To upload over HTTP, there needs to be some HTTP endpoint accepting the upload. There is no "one true way" to upload a file to a HTTP server. There are several HTTP-based protocols that can be used for uploads that git-annex supports, including common standards like webdav and S3, and less common standards like git-lfs.
git-lfs is notable in that it can be used with a regular git remote, that happens to implement the git-lfs endpoint. No special remote needed. You can use git-annex to upload to a git-lfs remote. One way to serve such a remote would be using gitlab.
I don't want to add some additional git-annex specific HTTP-based protocol.

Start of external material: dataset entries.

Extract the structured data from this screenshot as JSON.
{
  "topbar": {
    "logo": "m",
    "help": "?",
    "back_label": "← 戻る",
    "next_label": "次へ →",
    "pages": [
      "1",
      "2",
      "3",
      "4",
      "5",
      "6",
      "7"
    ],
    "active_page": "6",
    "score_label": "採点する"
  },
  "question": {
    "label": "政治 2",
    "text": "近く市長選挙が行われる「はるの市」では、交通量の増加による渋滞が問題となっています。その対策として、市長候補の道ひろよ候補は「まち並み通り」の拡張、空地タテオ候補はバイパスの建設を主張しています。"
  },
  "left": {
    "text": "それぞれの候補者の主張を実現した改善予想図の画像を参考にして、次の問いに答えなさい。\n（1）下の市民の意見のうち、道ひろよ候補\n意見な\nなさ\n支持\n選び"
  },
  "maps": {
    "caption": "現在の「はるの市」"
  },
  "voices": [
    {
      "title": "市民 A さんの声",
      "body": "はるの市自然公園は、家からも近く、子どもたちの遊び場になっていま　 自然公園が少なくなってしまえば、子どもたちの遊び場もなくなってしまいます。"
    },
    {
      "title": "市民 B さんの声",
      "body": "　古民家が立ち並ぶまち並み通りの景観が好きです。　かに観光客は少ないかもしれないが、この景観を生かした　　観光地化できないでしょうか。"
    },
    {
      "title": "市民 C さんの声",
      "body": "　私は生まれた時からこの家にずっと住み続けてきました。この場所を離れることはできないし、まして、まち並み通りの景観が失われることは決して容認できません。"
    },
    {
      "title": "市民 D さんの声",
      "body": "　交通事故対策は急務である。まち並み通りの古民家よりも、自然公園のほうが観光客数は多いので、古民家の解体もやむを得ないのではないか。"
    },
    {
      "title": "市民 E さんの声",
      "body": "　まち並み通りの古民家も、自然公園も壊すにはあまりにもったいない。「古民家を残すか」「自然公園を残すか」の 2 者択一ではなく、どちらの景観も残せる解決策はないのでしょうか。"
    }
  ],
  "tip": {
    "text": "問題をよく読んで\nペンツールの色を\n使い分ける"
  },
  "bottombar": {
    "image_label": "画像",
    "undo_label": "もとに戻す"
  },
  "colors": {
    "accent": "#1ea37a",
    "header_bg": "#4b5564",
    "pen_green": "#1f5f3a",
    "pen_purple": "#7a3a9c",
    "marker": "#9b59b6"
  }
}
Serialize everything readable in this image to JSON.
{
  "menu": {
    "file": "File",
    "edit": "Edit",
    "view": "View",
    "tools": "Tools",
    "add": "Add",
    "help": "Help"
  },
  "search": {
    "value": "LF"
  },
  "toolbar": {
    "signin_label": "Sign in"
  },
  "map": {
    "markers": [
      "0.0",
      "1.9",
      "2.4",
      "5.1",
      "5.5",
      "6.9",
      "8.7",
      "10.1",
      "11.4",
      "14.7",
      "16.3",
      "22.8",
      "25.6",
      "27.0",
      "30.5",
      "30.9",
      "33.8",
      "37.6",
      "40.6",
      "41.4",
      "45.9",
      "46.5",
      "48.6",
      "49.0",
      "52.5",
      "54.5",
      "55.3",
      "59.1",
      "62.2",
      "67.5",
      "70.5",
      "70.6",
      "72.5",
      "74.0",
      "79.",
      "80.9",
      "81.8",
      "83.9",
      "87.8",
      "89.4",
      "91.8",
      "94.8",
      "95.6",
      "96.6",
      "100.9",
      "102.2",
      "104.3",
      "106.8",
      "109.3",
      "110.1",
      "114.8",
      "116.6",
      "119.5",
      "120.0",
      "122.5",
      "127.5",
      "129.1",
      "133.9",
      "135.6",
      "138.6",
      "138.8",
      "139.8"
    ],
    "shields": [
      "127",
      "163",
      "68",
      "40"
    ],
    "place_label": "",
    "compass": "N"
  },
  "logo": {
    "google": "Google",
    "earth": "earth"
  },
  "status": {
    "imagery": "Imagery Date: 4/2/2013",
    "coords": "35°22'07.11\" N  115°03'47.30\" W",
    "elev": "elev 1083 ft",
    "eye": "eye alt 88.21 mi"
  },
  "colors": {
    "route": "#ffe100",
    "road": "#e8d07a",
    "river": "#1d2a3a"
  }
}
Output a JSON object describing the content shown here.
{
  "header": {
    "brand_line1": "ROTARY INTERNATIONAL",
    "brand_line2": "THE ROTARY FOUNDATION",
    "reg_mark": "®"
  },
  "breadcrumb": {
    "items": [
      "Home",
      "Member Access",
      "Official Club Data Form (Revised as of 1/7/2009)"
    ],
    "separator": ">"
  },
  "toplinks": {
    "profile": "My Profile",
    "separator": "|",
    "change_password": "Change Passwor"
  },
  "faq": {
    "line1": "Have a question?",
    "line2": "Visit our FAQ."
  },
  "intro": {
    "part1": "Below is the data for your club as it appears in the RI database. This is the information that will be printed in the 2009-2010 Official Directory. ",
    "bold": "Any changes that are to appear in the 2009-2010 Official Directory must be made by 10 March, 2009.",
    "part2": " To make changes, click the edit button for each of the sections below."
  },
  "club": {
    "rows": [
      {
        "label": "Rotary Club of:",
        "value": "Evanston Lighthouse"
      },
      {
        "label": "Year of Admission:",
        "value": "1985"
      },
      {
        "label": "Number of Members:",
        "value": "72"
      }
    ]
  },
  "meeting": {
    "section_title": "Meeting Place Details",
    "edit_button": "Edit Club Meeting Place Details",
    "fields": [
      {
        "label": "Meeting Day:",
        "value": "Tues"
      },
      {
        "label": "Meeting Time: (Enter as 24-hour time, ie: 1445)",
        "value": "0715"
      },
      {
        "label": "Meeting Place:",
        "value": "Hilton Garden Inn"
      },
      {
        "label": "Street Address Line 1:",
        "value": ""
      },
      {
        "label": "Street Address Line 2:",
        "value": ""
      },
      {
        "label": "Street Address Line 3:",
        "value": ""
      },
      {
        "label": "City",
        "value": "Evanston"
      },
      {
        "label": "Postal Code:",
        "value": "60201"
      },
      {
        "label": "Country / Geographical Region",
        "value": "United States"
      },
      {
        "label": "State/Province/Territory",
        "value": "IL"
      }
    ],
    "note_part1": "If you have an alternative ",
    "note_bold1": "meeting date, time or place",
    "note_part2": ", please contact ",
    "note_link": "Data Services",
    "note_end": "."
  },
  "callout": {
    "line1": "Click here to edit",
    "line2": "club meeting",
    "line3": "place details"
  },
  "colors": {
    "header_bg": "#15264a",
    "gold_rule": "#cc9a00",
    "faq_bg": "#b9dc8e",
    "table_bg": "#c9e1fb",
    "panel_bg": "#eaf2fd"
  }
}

I could see possibly adding support for uploading to git remotes using webdav, much the same as uploading to git-lfs remotes is handled now. But it does not seem common to have a webdav server that accepts uploads to the url of your git repository. Not like it's very common for git-lfs to be supported in a git repo, when using github or gitlab. It might be more common for a git repo to be hosted on S3, so maybe uploads to http remotes via S3 would make sense. But that still seems like a niche configuration.

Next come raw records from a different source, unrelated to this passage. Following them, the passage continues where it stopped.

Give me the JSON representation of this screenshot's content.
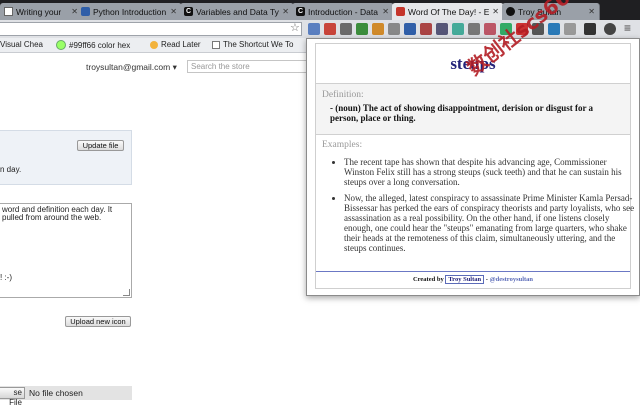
{
  "browser": {
    "tabs": [
      {
        "label": "Writing your",
        "icon": "document-icon"
      },
      {
        "label": "Python Introduction -",
        "icon": "python-icon"
      },
      {
        "label": "Variables and Data Typ",
        "icon": "codecademy-icon"
      },
      {
        "label": "Introduction - Data M",
        "icon": "codecademy-icon"
      },
      {
        "label": "Word Of The Day! - Ed",
        "icon": "chrome-store-icon"
      },
      {
        "label": "Troy Sultan",
        "icon": "github-icon"
      }
    ],
    "bookmarks": [
      {
        "label": "Visual Chea",
        "icon": "bookmark-icon"
      },
      {
        "label": "#99ff66 color hex",
        "icon": "color-icon"
      },
      {
        "label": "Read Later",
        "icon": "read-later-icon"
      },
      {
        "label": "The Shortcut We To",
        "icon": "page-icon"
      }
    ]
  },
  "store": {
    "email": "troysultan@gmail.com ▾",
    "search_placeholder": "Search the store",
    "update_file_label": "Update file",
    "fragment_day": "n day.",
    "desc_line1": "word and definition each day. It",
    "desc_line2": "pulled from around the web.",
    "desc_line3": "! :-)",
    "upload_icon_label": "Upload new icon",
    "choose_file_label": "se File",
    "no_file_label": "No file chosen"
  },
  "popup": {
    "word": "steups",
    "definition_label": "Definition:",
    "definition_text": "- (noun) The act of showing disappointment, derision or disgust for a person, place or thing.",
    "examples_label": "Examples:",
    "examples": [
      "The recent tape has shown that despite his advancing age, Commissioner Winston Felix still has a strong steups (suck teeth) and that he can sustain his steups over a long conversation.",
      "Now, the alleged, latest conspiracy to assassinate Prime Minister Kamla Persad-Bissessar has perked the ears of conspiracy theorists and party loyalists, who see assassination as a real possibility. On the other hand, if one listens closely enough, one could hear the \"steups\" emanating from large quarters, who shake their heads at the remoteness of this claim, simultaneously uttering, and the steups continues."
    ],
    "footer_prefix": "Created by",
    "footer_author": "Troy Sultan",
    "footer_sep": " - ",
    "footer_handle": "@destroysultan",
    "watermark": "数创社scs66"
  },
  "colors": {
    "word_color": "#23237a",
    "watermark_color": "#b31d24",
    "footer_rule": "#6b78c4"
  }
}
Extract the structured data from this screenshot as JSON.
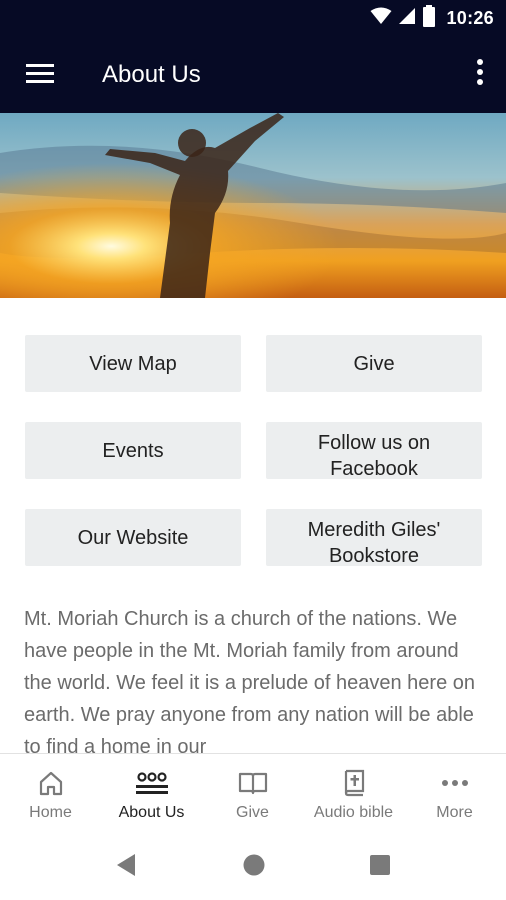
{
  "status_bar": {
    "time": "10:26",
    "icons": [
      "wifi-icon",
      "signal-icon",
      "battery-icon"
    ]
  },
  "app_bar": {
    "title": "About Us",
    "menu_icon": "hamburger-menu-icon",
    "overflow_icon": "more-vert-icon"
  },
  "hero": {
    "description_icon": "hero-image"
  },
  "buttons": [
    {
      "label": "View Map"
    },
    {
      "label": "Give"
    },
    {
      "label": "Events"
    },
    {
      "label": "Follow us on Facebook"
    },
    {
      "label": "Our Website"
    },
    {
      "label": "Meredith Giles' Bookstore"
    }
  ],
  "about": {
    "text": "Mt. Moriah Church is a church of the nations. We have people in the Mt. Moriah family from around the world.  We feel it is a prelude of heaven here on earth.  We pray anyone from any nation will be able to find a home in our"
  },
  "bottom_nav": {
    "items": [
      {
        "label": "Home",
        "icon": "home-icon"
      },
      {
        "label": "About Us",
        "icon": "people-icon",
        "active": true
      },
      {
        "label": "Give",
        "icon": "book-open-icon"
      },
      {
        "label": "Audio bible",
        "icon": "bible-icon"
      },
      {
        "label": "More",
        "icon": "more-horiz-icon"
      }
    ]
  },
  "system_nav": {
    "icons": [
      "back-icon",
      "home-circle-icon",
      "recents-icon"
    ]
  },
  "colors": {
    "app_bar": "#060a25",
    "button_bg": "#eceeef",
    "body_text": "#6b6b6b",
    "active_nav": "#222222",
    "inactive_nav": "#7a7a7a"
  }
}
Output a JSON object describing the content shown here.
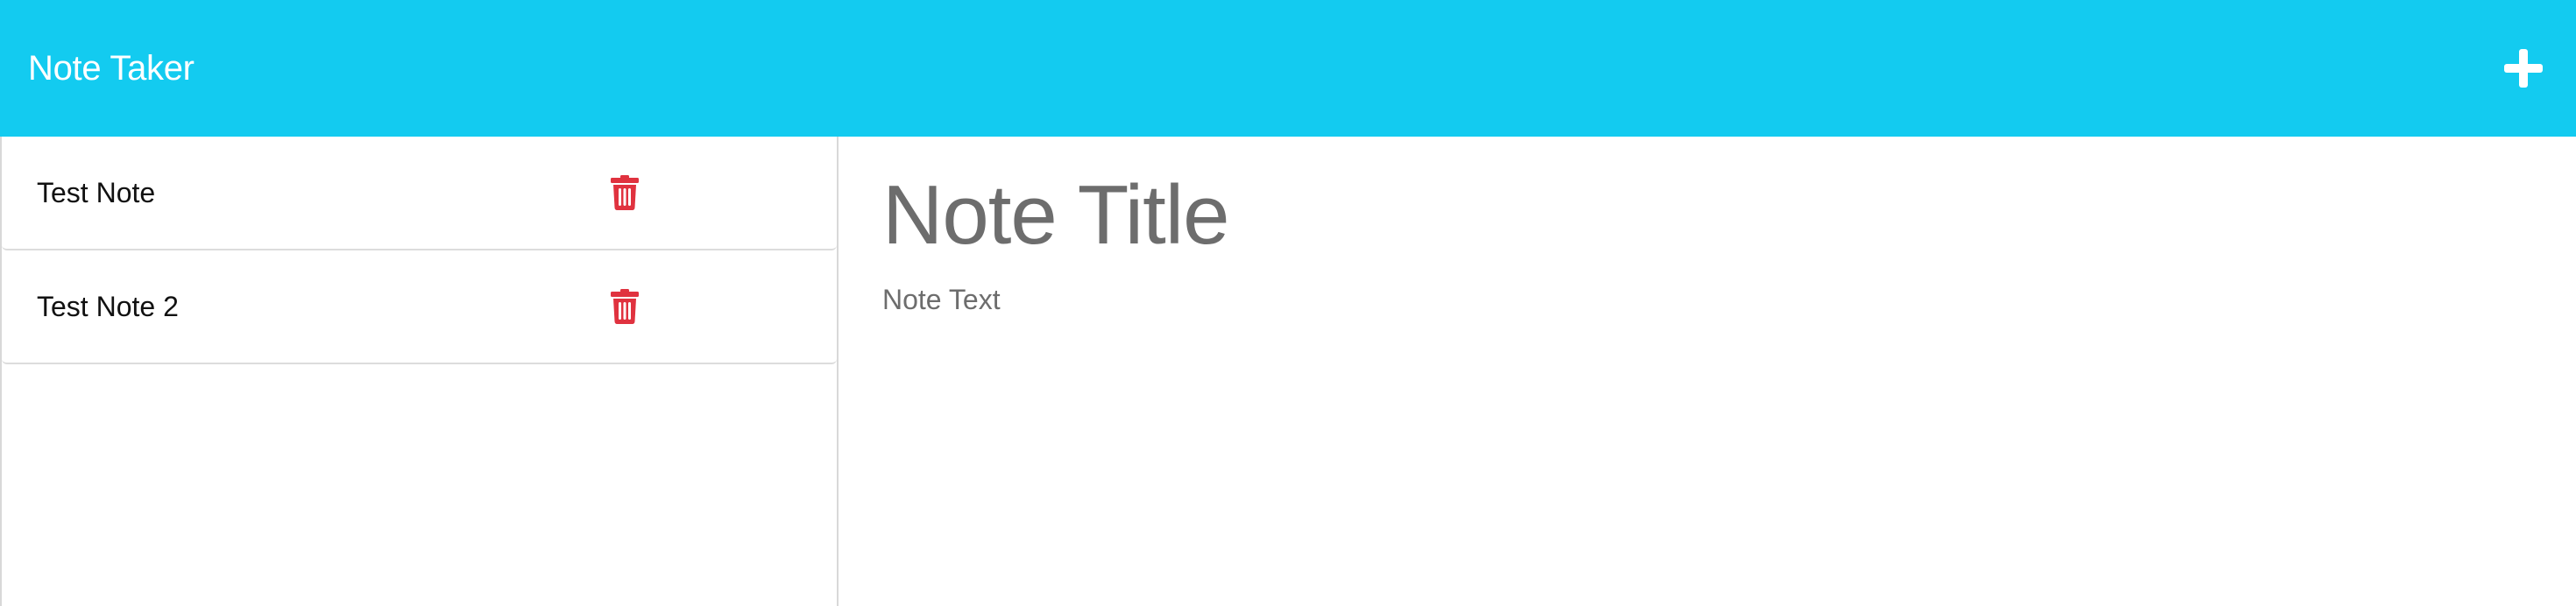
{
  "navbar": {
    "brand": "Note Taker",
    "add_icon": "plus-icon",
    "background_color": "#13cbf0"
  },
  "sidebar": {
    "notes": [
      {
        "title": "Test Note",
        "delete_icon": "trash-icon"
      },
      {
        "title": "Test Note 2",
        "delete_icon": "trash-icon"
      }
    ],
    "delete_color": "#e0323f"
  },
  "editor": {
    "title_placeholder": "Note Title",
    "text_placeholder": "Note Text"
  }
}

The reason you see HEADs is that before sending content to a remote, git-annex checks if the remote already contains it. It knows how to do that check for a HTTP remote, which it needs to be able to do for other reasons. So it gets that far before failing. (Doing the check also means that if the content had been copied to the HTTP remote in the meantime,
git-annex copy --to
would actually succeed. So it's not entirely useless.)Note that, with the current version of git-annex, you get a different, and much better error message:
Thank you for the detailed response. That really clarifies things for me.
I like the new error message! Much clearer.